Après les réformes de Constantin, il fallut encore attendre la nomination de Valens en tant qu’empereur d’Orient par son frère Valentinien I°, qui restait en Occident, en 364 pour voir se former une Pars Occidentalis latinisée, comprenant les préfectures des Gaules et d'Italie, d’un côté, et une Pars Orientalis hellénisée, incluant les préfectures d'Illyrie et d'Orient, de l’autre côté. De cette manière, en 395, lorsque, sur son lit de mort, Théodose I° le Grand, dernier empereur à avoir régné de manière effective sur l'ensemble de la Romanie, partagea les responsabilités de l'Empire romain entre ses deux fils, la décision passa relativement inaperçue.

Enfin, si ce partage, comme les précédents, entraîna une réelle autonomie exécutive, législative, judiciaire, administrative, économique, religieuse et militaire des parties occidentale et orientale, la Romanie conservait son unité morale et politique.

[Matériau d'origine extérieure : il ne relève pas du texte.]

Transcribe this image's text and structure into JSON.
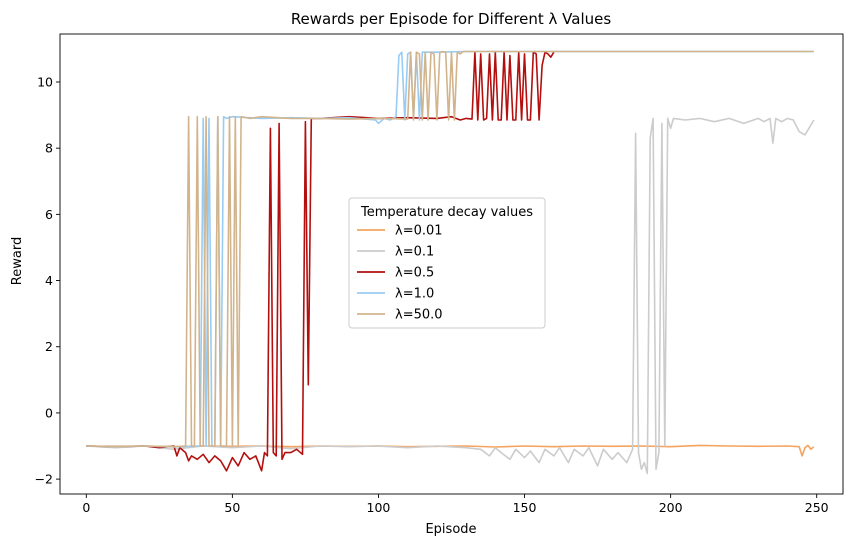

Ainsi, il est erroné de parler de la coexistence de deux Empires romains mais plutôt de la coexistence de deux entités autonomes au sein de la Romanie : la Pars Occidentalis et la Pars Orientalis, laquelle deviendra plus tard l’Empire romano-byzantin.

Cet article ayant réalisé les clarifications préalables aux prochains articles, il est donc intéressant de conserver en tête que l’instauration du Bas-Empire romain prend place dans un contexte particulier. Il s’inscrit dans la continuation d’évolutions bien antérieures, datant pour certaines de la fin du II° siècle. Lorsque Dioclétien débute ses réformes, en 285, il est non seulement un réformateur et un innovateur mais il est également le continuateur des évolutions l’ayant précédé[13]…


[1] « Troisième Rome », Encyclopædia Universalis, [en ligne], s.,d.,[http://www.universalis.fr/encyclopedie/troisieme-rome/], (consulté le 16/11/2016).
[2] WASSON Donald L., "Constantinople", Ancient History Encyclopedia, [online], 2013, [http://www.ancient.eu/Constantinople/], (consulté le 18/11/16).
[3] ZILBERMAN Jean-François, « Naissance de la future Constantinople », Hérodote, [en ligne], s.d., [https://www.herodote.net/11_mai_330-evenement-3300511.php], (consulté le 16/11/2016).
[4] En latin, Constantinopolis ; en grec, Konstaninoúpoli.
[5] « De Kiev à Moscou, naissance d'un peuple », Hérodote, [en ligne], s.d., [https://www.herodote.net/Russie-synthese-1875.php], (consulté le 16/11/2016).
[6] « Antiquité tardive », Encyclopædia Universalis, [en ligne], s.,d., [http://www.universalis.fr/encyclopedie/antiquite-l-antiquite-tardive/], (consulté le 18/11/2016).
[7] De Romioi en grec désignant les Romains de langue grecque. Ce mot dérive de Rhômaioi (en grec) et de Romanus (en latin) qui désignent tous les Romains.
[8] Le terme d'Empire byzantin ou de Byzantins ne seront pas utilisés car ils sont le fruit d'un néologisme du XVI° siècle visant à renier la légitimité romaine d'une Constantinople, désormais ottomane.
[9] D'où l'Antiquité romaine tardive.
[10] « Romanie byzantine », Encyclopædia Universalis, [en ligne], s.,d., [http://www.universalis.fr/encyclopedie/romanie-byzantine/], (consulté le 16/11/2016).
[11] « Dioclétien instaure la Tétrarchie », Hérodote, [en ligne], s.d., [https://www.herodote.net/1er_mars_293-evenement-2930301.php], (consulté le 16/11/2016).
[12] HOLSTEIN Antony, « Tétrarchie », Encyclopaedia Universalis, (en ligne), s.d., [http://www.universalis.fr/encyclopedie/tetrarchie/], (consulté le 12/12/2016).
[13] Ce qui sera l'objet du prochain article.